Medical Research

Immunity and the Nervous System

Kristen Sparrow • May 10, 2015

Kevin Tracey is the researcher using implantable electrodes to stimulate the vagus nerve to damp down the hyperimmune response in rheumatoid arthritis and other conditions.  This is the abstract from a talk at Cold Springs Harbor.  Since acupuncture cured my allergies, I looked for a biomarker for treatment and have been measuring heart rate variability in conjunction with acupuncture.  Heart rate variability is a measure of vagal activity, and I remain convinced that vagal stimulation is one of the mechanisms of acupuncture effectiveness.
Implantable electrical stimulation devices may or may not prove to be more elegant than acupuncture, but I am maintaining an open mind.Scientific American bioelectricity
Cold Spring Harb Perspect Biol. 2014 Nov 6;7(2):a016360. doi: 10.1101/cshperspect.a016360.
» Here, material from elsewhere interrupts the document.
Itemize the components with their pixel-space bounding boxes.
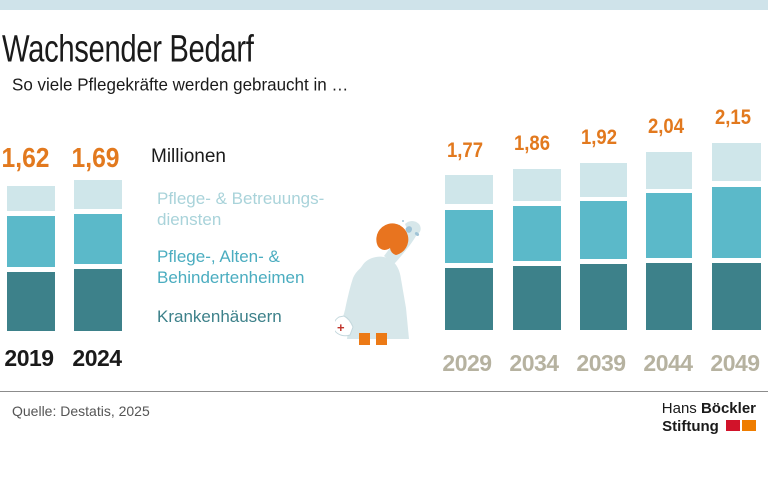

Approaching the next revolution? Evolutionary integration of neural and immune pathogen sensing and response.
 Abstract
Mammalian immunity evolved by the process of natural selection that produced differential survival and reproduction advantages through combinations of hereditary traits underlying the response to pathogens. Primitive animals sense the presence of microbial pathogens through recognition of pathogen-derived molecules in their rudimentary immune and nervous systems. No molecular biological mechanism assigns primacy of pathogen sensing mechanisms to immune cells over neurons. Rather, in animals as diverse as Caenorhabditis elegans to mammals, neural reflexes are activated by the presence of pathogens and transduce neural mechanisms that control the development of immunity. A coming revolution in immunological thinking will require immunologists to incorporate neural circuits into understanding pathogen signal transduction, and the molecular mechanisms of learning, that culminate in immunity.